Порнократия. Сборник статей

Поляков Юрий Михайлович

Юрий Поляков не только принадлежит к числу читаемых и почитаемых прозаиков, он также один из самых ярких и острых современных публицистов, чьи статьи вызывают неизменный восторг читателей и такое же стойкое неудовольствие властей предержащих. В 1993 году из-за статьи «Оппозиция умерла. Да здравствует оппозиция!» кремлевское начальство даже собиралось закрыть «Комсомольскую правду». В книгу «Порнократия» вошли статьи, написанные автором с 1986 по 2004 год. Собранные вместе, они образуют честную летопись нашего смутного времени и могут служить своего рода учебником современной политической истории.

ПУБЛИЦИСТИКА СОПРОТИВЛЕНИЯ

Трудно быть объективным и беспристрастным, когда берешься судить о творчестве единомышленника, о творчестве классово близкого человека. Кстати, только сейчас, когда умер социализм, я понял, прочувствовал смысл таких советских понятий, как «классово чуждый человек» и «классово близкий человек».

Никогда я, владелец дома в деревне, на границе с Тверской областью, не буду иметь ничего общего с владельцем коттеджа в Жуковке или Барвихе. И тем более не может быть ничего общего ни в жизни, ни в мыслях между теми, кому жалко и старую Россию, и советскую Россию, и теми, кто ненавидит ее во всех ее былых обличиях, кто клевещет на нее, кто ждет не дождется конца России. Ни в одной стране мира нет такого множества интеллектуалов, жаждущих гибели собственного государства.

Еще Василий Розанов писал, что никто не может заставить его относиться одинаково к «ненавидящим Россию и вредящим ей» и к «любящим Россию и служащим ей трудом, честью и правдой». Я на старости лет, вопреки нашей вредной русской привычке к лидерству, учусь кланяться тем, кто составляет соль и цвет России, кто является ее кровиночкой. Несомненно, таким человеком, украшающим в наше время Россию, является писатель и мыслитель Юрий Поляков.
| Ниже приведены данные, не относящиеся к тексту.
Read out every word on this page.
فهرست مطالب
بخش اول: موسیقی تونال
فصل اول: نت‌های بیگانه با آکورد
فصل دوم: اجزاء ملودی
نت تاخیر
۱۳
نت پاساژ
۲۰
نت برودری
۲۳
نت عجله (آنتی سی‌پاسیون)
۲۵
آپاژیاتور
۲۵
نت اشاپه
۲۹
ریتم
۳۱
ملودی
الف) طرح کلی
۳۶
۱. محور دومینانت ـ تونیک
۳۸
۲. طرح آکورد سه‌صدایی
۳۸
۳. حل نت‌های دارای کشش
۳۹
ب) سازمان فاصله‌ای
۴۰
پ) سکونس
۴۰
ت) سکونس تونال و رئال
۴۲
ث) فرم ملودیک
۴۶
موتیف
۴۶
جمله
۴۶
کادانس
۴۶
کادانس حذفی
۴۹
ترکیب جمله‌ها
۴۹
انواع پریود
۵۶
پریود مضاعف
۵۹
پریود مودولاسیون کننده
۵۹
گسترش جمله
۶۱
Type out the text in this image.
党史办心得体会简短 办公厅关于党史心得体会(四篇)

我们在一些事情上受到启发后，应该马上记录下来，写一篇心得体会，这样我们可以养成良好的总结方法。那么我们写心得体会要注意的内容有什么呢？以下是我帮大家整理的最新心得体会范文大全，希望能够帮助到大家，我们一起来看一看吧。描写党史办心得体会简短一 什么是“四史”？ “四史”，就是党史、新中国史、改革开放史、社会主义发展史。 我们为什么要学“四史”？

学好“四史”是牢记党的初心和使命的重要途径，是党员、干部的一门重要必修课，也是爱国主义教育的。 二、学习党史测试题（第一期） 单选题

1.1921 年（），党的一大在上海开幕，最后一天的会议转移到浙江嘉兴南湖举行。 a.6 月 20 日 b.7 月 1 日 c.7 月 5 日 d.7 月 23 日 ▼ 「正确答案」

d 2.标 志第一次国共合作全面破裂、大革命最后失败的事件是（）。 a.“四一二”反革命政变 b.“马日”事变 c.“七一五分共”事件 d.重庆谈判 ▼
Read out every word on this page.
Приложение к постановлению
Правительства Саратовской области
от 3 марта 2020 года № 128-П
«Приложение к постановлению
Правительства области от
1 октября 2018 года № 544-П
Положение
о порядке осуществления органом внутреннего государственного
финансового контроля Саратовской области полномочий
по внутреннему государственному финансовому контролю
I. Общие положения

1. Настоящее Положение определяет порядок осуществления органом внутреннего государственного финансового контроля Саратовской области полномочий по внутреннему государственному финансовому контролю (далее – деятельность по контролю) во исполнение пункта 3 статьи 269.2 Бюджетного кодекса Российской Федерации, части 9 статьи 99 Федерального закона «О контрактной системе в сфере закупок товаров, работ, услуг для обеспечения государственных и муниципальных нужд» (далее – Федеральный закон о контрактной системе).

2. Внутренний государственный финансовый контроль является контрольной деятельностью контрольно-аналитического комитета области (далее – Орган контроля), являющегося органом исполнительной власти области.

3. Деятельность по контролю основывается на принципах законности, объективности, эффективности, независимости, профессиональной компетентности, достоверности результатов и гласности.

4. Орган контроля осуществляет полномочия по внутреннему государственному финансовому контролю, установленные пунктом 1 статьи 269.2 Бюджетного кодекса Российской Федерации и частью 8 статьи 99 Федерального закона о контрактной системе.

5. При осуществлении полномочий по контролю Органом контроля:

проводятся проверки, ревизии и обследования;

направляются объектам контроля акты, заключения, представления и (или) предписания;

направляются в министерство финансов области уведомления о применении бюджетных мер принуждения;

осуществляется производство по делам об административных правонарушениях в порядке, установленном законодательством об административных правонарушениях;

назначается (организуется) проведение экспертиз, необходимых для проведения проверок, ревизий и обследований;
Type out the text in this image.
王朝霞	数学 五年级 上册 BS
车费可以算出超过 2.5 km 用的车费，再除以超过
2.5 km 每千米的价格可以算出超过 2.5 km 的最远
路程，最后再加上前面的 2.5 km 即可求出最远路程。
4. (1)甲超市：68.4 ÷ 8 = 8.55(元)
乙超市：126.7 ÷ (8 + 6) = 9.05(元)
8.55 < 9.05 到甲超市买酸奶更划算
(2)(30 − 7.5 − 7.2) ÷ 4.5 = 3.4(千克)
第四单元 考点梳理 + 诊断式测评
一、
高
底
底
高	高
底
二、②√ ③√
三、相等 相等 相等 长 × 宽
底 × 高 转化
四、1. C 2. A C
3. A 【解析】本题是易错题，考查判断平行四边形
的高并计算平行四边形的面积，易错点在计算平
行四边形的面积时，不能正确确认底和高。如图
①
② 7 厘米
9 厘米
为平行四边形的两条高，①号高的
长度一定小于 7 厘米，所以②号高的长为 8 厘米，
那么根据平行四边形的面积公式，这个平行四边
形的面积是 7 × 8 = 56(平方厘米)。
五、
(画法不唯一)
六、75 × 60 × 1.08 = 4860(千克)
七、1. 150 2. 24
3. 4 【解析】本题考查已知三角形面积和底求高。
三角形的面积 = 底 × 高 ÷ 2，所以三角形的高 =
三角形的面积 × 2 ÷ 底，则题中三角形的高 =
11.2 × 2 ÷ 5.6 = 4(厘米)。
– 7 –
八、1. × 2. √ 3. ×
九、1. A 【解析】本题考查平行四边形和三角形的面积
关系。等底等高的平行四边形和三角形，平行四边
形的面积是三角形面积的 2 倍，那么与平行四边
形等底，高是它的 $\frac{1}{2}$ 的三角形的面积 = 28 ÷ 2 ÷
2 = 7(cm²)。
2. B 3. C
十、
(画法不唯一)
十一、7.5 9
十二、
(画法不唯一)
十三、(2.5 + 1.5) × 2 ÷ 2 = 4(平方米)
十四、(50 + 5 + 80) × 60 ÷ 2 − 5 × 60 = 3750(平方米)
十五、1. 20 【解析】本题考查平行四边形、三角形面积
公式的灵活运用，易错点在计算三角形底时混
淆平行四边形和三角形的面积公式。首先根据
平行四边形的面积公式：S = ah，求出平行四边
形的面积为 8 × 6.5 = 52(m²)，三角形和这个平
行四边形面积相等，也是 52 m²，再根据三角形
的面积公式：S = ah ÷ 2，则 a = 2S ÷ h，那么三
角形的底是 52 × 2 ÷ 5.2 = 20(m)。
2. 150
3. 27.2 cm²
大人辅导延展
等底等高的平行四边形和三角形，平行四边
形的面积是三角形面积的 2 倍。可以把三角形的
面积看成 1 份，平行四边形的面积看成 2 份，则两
Юрий Поляков мне близок тем, что для него, как и для меня, никогда не стояла и не будет стоять проблема выбора гражданства. У нас есть еще и то общее, что в принципе мы нужны только здесь и сейчас, в России, только здесь мы можем найти смысл и своего творчества, и своей жизни. Вот почему я пристрастно, с радостью следил за размышлениями Юрия Полякова о сути и, самое важное, о негативных, неожиданных последствиях тех перемен, которые мы сами, своими руками подготовили. Согласен с Юрием Поляковым, что многие поддержали перестройку, ибо верили, что социализм можно сделать разумнее, человечнее. Кстати, все демократические революции в странах Восточной Европы проходили под лозунгом польской «Солидарности», под лозунгом «Социализм — да, извращения — нет». Но прав Юрий Поляков и в том, что мы в России никак не можем врубиться в ту простую истину, что желанные перемены, как правило, ведут к прямо противоположным результатам, к утрате тех благ жизни, которыми ты обладал. Так было в 1917 году, и точно таким плачевным результатом окончились перемены 1991 года.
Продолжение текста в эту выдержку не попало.